= Howard Busgang =

Canadian comedian and television producer

Howard Busgang is a Canadian comedian and television producer.

==Comedy career==
Originally from Montreal, Quebec, he studied political science at McGill University before beginning to perform as a stand-up comedian in 1979. He had some supporting roles in film and television, including the film Terror Train and guest roles in the television series The Edison Twins and Check It Out!, before he and Shawn Thompson created the short-run comedy series We Don't Knock, in which they performed improvised pranks on real people, for CBC Television in 1986. In the same year, he was one of the performers in The Young Comedians All Star Reunion, a stand-up comedy special on HBO that also included Howie Mandel, Harry Anderson and Robin Williams.

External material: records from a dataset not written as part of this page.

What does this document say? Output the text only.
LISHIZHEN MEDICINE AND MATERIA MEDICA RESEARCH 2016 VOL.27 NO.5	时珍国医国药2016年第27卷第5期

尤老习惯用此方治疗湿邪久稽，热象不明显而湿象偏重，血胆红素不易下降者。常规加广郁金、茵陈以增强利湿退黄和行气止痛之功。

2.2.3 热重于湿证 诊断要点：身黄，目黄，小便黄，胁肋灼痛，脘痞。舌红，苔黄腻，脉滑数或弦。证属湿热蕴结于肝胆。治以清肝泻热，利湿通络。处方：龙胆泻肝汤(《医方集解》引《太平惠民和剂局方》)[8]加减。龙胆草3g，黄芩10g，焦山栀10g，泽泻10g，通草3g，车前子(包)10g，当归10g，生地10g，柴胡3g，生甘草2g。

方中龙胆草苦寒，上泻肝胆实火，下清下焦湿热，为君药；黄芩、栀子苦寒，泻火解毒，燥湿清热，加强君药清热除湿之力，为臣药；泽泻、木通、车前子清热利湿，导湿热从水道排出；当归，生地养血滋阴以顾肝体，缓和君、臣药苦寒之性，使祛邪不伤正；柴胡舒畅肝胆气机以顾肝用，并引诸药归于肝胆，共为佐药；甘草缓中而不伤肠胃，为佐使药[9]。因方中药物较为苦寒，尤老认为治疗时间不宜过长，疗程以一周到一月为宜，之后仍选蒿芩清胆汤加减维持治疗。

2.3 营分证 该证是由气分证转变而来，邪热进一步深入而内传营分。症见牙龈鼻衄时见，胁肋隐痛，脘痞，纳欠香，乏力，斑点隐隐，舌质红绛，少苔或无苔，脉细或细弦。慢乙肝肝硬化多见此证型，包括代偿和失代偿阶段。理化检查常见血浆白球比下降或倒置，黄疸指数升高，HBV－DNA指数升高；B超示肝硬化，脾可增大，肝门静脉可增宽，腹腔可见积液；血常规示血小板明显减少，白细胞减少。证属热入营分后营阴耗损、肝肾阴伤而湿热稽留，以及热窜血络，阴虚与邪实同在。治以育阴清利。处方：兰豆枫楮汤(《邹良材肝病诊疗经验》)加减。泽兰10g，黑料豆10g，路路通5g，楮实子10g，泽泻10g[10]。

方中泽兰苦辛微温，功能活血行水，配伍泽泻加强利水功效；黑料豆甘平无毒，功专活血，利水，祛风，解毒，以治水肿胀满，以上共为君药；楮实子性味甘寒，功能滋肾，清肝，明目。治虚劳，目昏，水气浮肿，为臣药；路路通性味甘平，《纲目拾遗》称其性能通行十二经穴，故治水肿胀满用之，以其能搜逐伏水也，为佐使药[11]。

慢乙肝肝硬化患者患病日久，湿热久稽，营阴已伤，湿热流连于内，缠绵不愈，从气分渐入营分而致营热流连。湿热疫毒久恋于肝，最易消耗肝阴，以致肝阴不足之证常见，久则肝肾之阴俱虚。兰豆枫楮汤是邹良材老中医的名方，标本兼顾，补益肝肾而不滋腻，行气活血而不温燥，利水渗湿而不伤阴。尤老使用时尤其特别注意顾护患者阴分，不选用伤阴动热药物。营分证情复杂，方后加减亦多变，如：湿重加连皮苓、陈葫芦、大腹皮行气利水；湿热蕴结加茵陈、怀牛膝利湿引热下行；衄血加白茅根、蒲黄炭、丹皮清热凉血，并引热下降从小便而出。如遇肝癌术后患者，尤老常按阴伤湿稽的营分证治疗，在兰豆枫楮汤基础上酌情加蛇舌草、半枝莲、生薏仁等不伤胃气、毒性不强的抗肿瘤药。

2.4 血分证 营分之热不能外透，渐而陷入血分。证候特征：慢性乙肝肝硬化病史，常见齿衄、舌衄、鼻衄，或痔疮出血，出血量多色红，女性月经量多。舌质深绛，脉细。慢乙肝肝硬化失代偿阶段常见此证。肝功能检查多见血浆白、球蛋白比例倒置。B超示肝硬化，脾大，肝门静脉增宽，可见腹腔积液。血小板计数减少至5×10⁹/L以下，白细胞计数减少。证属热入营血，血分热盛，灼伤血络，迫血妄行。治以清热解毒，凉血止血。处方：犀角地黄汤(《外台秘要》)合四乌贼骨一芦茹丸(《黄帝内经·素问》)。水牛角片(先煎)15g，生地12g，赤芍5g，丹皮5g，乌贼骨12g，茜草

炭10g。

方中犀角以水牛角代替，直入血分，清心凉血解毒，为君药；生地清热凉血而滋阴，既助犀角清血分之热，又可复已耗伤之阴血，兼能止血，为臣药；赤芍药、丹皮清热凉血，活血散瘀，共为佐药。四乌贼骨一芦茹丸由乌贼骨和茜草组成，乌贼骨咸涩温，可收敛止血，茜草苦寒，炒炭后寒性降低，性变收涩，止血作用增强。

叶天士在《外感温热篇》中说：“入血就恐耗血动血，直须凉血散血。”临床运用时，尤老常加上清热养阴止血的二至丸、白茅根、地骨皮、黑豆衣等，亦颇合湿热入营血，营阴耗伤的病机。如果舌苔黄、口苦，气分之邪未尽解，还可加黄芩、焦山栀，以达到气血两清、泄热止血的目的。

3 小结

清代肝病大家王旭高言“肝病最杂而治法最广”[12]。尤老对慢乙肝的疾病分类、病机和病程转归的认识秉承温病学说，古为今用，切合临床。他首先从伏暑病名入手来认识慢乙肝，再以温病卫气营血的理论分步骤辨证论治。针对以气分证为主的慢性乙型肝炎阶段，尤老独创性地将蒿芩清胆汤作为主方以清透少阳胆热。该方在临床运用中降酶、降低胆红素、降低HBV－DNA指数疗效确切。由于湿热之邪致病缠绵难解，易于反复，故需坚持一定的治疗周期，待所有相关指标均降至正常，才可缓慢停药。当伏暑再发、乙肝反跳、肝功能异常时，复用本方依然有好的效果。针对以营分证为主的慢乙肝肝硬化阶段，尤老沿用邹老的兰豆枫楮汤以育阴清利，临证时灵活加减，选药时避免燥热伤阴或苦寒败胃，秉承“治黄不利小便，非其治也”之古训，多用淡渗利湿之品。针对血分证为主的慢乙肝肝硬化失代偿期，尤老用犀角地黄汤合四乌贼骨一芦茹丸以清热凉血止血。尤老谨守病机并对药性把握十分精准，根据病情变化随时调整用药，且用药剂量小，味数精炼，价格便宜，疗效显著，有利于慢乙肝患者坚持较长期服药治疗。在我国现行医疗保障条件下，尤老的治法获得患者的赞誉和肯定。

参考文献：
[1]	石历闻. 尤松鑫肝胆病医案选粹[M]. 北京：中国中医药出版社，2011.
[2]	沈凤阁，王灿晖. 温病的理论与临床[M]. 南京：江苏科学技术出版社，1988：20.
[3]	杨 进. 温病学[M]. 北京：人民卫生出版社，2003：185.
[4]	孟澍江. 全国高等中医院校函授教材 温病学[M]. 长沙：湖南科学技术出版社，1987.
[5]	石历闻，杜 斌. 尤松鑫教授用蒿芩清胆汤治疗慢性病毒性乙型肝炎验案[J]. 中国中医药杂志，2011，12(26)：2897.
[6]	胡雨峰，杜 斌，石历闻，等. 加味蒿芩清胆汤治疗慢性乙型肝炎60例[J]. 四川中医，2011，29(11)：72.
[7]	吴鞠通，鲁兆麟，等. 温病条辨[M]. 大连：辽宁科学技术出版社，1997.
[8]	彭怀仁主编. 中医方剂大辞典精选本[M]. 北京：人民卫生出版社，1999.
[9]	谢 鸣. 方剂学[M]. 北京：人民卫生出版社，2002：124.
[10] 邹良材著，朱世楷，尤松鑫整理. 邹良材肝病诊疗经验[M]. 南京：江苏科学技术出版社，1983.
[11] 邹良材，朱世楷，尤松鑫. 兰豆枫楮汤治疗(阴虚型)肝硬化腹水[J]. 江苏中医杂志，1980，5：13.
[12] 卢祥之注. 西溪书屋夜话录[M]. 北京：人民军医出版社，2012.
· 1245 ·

Following the end of We Don't Knocks run, Busgang and Dale Martindale became cohosts of CBC Television's youth series Switchback. After leaving that show, he moved to Los Angeles where he continued to perform comedy, including an appearance on An Evening at the Improv and touring as an opening act for Mandel. He also appeared in the comedy film A Man Called Sarge.

==Television writing and production==
In the early 1990s Busgang began working as a writer, story editor and producer, working on television series such as Good Advice, Boy Meets World and The Closer. He later returned to Canada, working in television as creator, writer and producer of series such as The Blobheads, An American in Canada, The Tournament, Sophie, Single White Spenny and Working the Engels.

==Current activity==
In 2018, Busgang opened a Montreal-style delicatessen, Buzzy's Luncheonette, on Saltspring Island.